In Orthodox Judaism, the entire Torah is read each year, word for word, in Hebrew. In Reform Judaism, we do things differently. Like Sally will do tomorrow as she becomes a bat mitzvah, we select a portion, read it in Hebrew, and offer a translation.
But what do we do with the difficult texts—the ones we would rather not hear aloud?
I have wrestled with this myself. I do not like to omit difficult passages. I believe Torah is meant to be heard and grappled with, studied and debated. It is not meant to comfort us—and that, too, is part of its power. We cannot fulfill Rabbi ben Bag Bag’s challenge—“Turn it and turn it, for everything is in it” (Avot 5:26)—if we discard the pieces we find uncomfortable.
So how do we respond to texts in Torah that disturb us?
We have several options:
We can accept them unquestioningly—believing the Torah is perfect, and if something feels wrong, the problem lies with us.

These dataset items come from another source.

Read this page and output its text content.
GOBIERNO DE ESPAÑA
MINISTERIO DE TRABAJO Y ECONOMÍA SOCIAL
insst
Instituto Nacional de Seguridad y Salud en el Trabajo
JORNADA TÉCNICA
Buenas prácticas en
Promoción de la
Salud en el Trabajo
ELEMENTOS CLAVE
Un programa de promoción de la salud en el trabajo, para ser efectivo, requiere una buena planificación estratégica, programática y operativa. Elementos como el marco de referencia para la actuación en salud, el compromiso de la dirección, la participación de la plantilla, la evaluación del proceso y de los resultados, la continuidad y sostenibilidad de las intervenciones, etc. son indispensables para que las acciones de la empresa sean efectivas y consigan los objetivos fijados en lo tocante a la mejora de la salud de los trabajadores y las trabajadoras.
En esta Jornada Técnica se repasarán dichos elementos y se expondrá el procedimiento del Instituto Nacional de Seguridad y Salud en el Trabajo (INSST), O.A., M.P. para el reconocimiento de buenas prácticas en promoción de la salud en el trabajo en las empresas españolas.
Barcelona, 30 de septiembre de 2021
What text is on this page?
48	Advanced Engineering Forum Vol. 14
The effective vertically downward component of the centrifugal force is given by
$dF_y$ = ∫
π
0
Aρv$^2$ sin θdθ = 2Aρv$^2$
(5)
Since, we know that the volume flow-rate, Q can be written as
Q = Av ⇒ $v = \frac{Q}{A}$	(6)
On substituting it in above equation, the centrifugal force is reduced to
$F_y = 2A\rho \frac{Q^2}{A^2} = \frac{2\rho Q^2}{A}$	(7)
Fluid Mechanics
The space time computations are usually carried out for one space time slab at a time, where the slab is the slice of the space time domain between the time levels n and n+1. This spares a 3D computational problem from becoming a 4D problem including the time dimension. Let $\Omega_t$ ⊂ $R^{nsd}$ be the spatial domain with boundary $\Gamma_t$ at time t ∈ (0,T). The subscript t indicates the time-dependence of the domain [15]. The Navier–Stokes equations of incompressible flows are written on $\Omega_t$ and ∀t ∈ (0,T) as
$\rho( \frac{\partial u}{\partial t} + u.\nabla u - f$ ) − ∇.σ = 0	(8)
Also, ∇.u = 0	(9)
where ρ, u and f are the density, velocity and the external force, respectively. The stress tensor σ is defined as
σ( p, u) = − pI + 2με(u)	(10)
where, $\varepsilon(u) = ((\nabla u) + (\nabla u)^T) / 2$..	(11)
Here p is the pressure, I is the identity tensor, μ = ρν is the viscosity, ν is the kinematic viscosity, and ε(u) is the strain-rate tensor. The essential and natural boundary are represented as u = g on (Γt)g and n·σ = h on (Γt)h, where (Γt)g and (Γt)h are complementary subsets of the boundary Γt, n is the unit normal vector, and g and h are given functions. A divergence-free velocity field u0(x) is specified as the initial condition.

We can avoid them—choosing not to read them aloud.
We can explain them away—treating them as reflections of an ancient world, like the law in Deuteronomy 22 regarding the rebellious child, a text so extreme that later rabbinic tradition rendered it essentially impossible to carry out.
We can omit them entirely—creating a sanitized Torah, stripped of its most difficult passages.
We can dismiss them—treating Torah as literature rather than sacred text, because some of its ideas conflict with modern values.
Or we can engage with them.
We can read them. Share them. Argue with them. Throughout history, we have confronted misogyny, xenophobia, greed, and abuses of power. These texts do not hide those struggles—they expose them. And in doing so, they invite us to wrestle with the same questions in our own time.
This is how we affirm Torah as a living document.
Torah is not written to make us comfortable. It is a record of our people’s encounter with holiness—and the demands that encounter places upon us. It is a Tree of Life, not because it is simple or serene, but because it continues to grow with us, challenging us to transform even its hardest truths into paths of pleasantness and peace.
This is why we continue to read Torah. Why we interpret it. Why we sometimes argue with it—because our tradition demands moral engagement, not passive acceptance.
The alternative is a Torah that is nothing more than ink on a page—a Tree of Life that no longer lives.
So let us hear Torah in all its fullness. Let us turn it and turn it, from generation to generation. And may it lead us back to God:
Hashiveinu Adonai eilecha v’nashuvah, chaddeish yameinu k’kedem.
Return us to You, Adonai, and we shall return.